I wouldn’t say there is something the agreement got wrong, but there is something that did not occur. NAFTA, unfortunately, did not serve as the template for a free trade agreement of the Americas. And that is—I won’t say a disappointment, because nothing was guaranteed. But I had hoped that more progress would be made.
So why didn’t it happen?
It didn’t happen for two main reasons. First was the election in Latin America of some governments, like Venezuela under Chávez, that were openly hostile to the United States. The second, more importantly, was 9/11. It caused the U.S. to bring about draconian changes in its attitudes toward trade in goods, services and people, together with its obvious need to envelop all of this in national security.
What more could have been done to counter that after 9/11?

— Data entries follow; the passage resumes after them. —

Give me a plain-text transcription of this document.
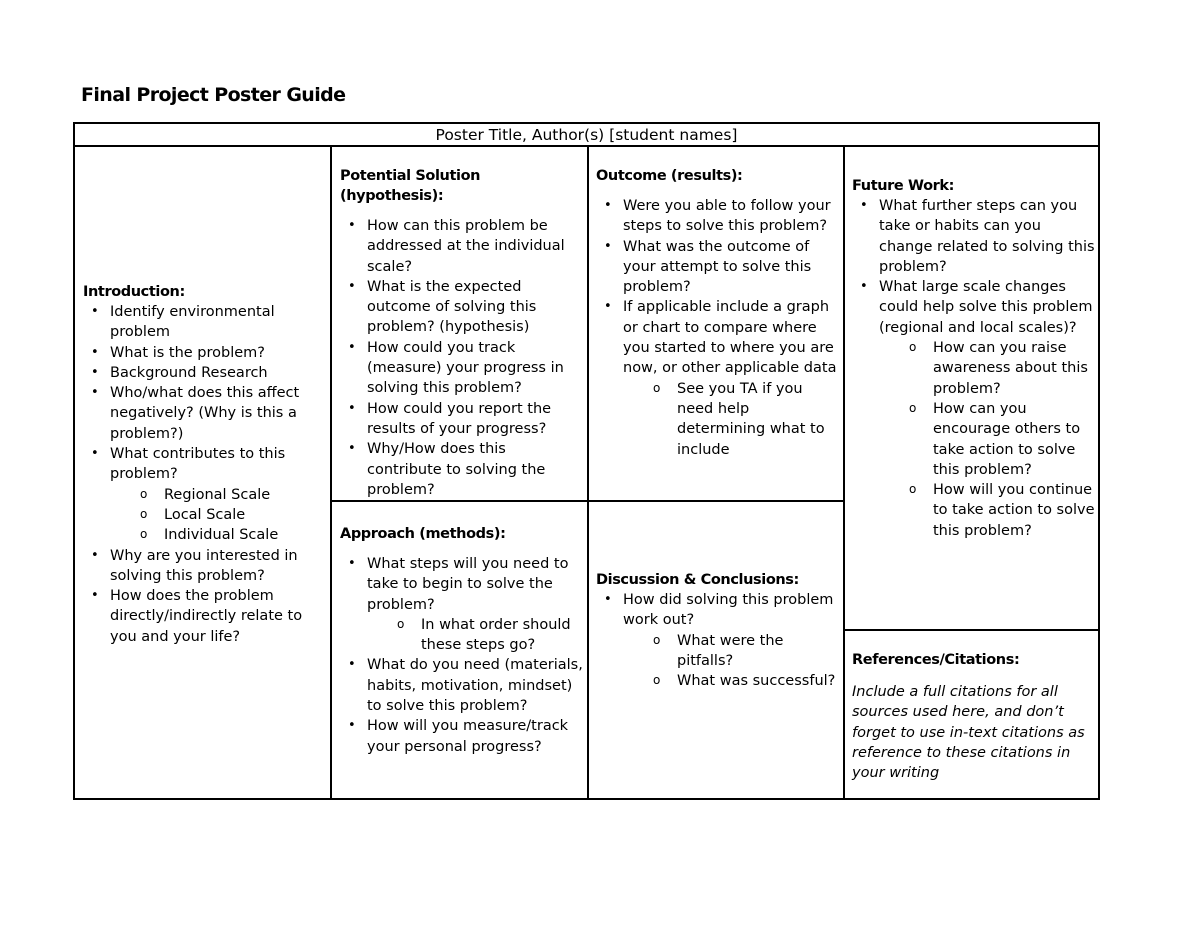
Final Project Poster Guide
Poster Title, Author(s) [student names]
Introduction:
• Identify environmental problem
• What is the problem?
• Background Research
• Who/what does this affect negatively? (Why is this a problem?)
• What contributes to this problem?
o Regional Scale
o Local Scale
o Individual Scale
• Why are you interested in solving this problem?
• How does the problem directly/indirectly relate to you and your life?
Potential Solution (hypothesis):
• How can this problem be addressed at the individual scale?
• What is the expected outcome of solving this problem? (hypothesis)
• How could you track (measure) your progress in solving this problem?
• How could you report the results of your progress?
• Why/How does this contribute to solving the problem?
Outcome (results):
• Were you able to follow your steps to solve this problem?
• What was the outcome of your attempt to solve this problem?
• If applicable include a graph or chart to compare where you started to where you are now, or other applicable data
o See you TA if you need help determining what to include
Approach (methods):
• What steps will you need to take to begin to solve the problem?
o In what order should these steps go?
• What do you need (materials, habits, motivation, mindset) to solve this problem?
• How will you measure/track your personal progress?
Discussion & Conclusions:
• How did solving this problem work out?
o What were the pitfalls?
o What was successful?
Future Work:
• What further steps can you take or habits can you change related to solving this problem?
• What large scale changes could help solve this problem (regional and local scales)?
o How can you raise awareness about this problem?
o How can you encourage others to take action to solve this problem?
o How will you continue to take action to solve this problem?
References/Citations:
Include a full citations for all sources used here, and don’t forget to use in-text citations as reference to these citations in your writing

Well, we all remember the human reactions to what happened in New York City on that beautiful morning. Our world was turned upside down. It’s extremely ironic, when you step back and look at it, that a German can fly to London and walk downtown uninhibited, and he’s flying in from a country that waged two world wars. Yet I, as a former prime minister of Canada, get on a plane to go 55 minutes from Montreal to New York City, and I have to be interrogated, investigated and practically undressed to get across the border. So that’s the price we’ve been paying ever since 9/11. Subsequent Canadian governments, particularly the Harper government, have invested billions of dollars and an enormous amount of work in arresting the tendency toward the thickening of the border, but there’s been no response from the other side.
What’s your assessment of U.S.—what’s the word for it?—enthusiasm for the relationship with Canada and Mexico?
I think the enthusiasm for the relationship is well under control.
Under control, meaning?
Meaning it’s there in a very limited way. We do not appear to be a priority for them. And Mexico, for the average American legislator, conjures up images of violence and illegal immigration and drug trades. Those are the brutal realities of daily politics. And so we’re going to have to fight to get the changes we want.
Is Canada doing enough to get back on Washington’s agenda?
I know that Prime Minister Harper has worked very hard at the relationship. But it takes two to tango. I was fortunate that I dealt with people like Reagan, Bush and Clinton. I was able to get their attention and keep it for the big deals—the Canada-U.S. FTA, NAFTA, the Acid Rain Treaty, the Arctic Sovereignty Treaty—because the president had decided for his own reasons to give Canada priority treatment. Today, I see enormous efforts made by the Canadians, but I’m not sure I see the full degree of reciprocity to which Prime Minister Harper and his colleagues are entitled.
Some are talking about the need for “NAFTA 2.0.” Good idea?
We have NAFTA. We have the framework we need. We’ve all benefited, but principally Mexico. I’ve read projections that, by the year 2050, it will have the fifth-largest economy in the world. They are in the process of showing what could be done by a free trade agreement for the Americas, because NAFTA was an agreement—for the first time—between two G7 countries and a developing nation. So I think NAFTA’s profile should almost be that of a battering ram, knocking down the attitudinal barriers that have existed for hundreds of years in Latin America. The salvation for Latin America, and for us all, comes in greater trading alliances.
Any thoughts on the recent Canada-EU Trade Agreement?
Well, look, the CETA deal is a very good one for Canada. But a legitimate question is, could we have done a better deal if we had negotiated with the Europeans as NAFTA?
Was a unified North American trading bloc part of your vision?
Yes, it was. And President Bush shared that vision. And would it still be realistic that some day the world will look at us as part of a free trade area of the Americas, with that vast power at our disposal? Why not? There’s no reason that brighter and younger people can’t bring this about. But someone’s got to spend the political capital. If leaders decide to exercise political will on visionary projects, they might suffer unpopularity, but years after they leave, their vision will be recognized by their successors and their countries.
Is that how you look back on your legacy?
I look back on everyone’s legacy the same way—Reagan, Thatcher, myself. I’ve noticed that those who are timid and timorous, who choose not to take risks but conduct themselves only in ways that make them popular, have very meagre legacies for historians to nibble on.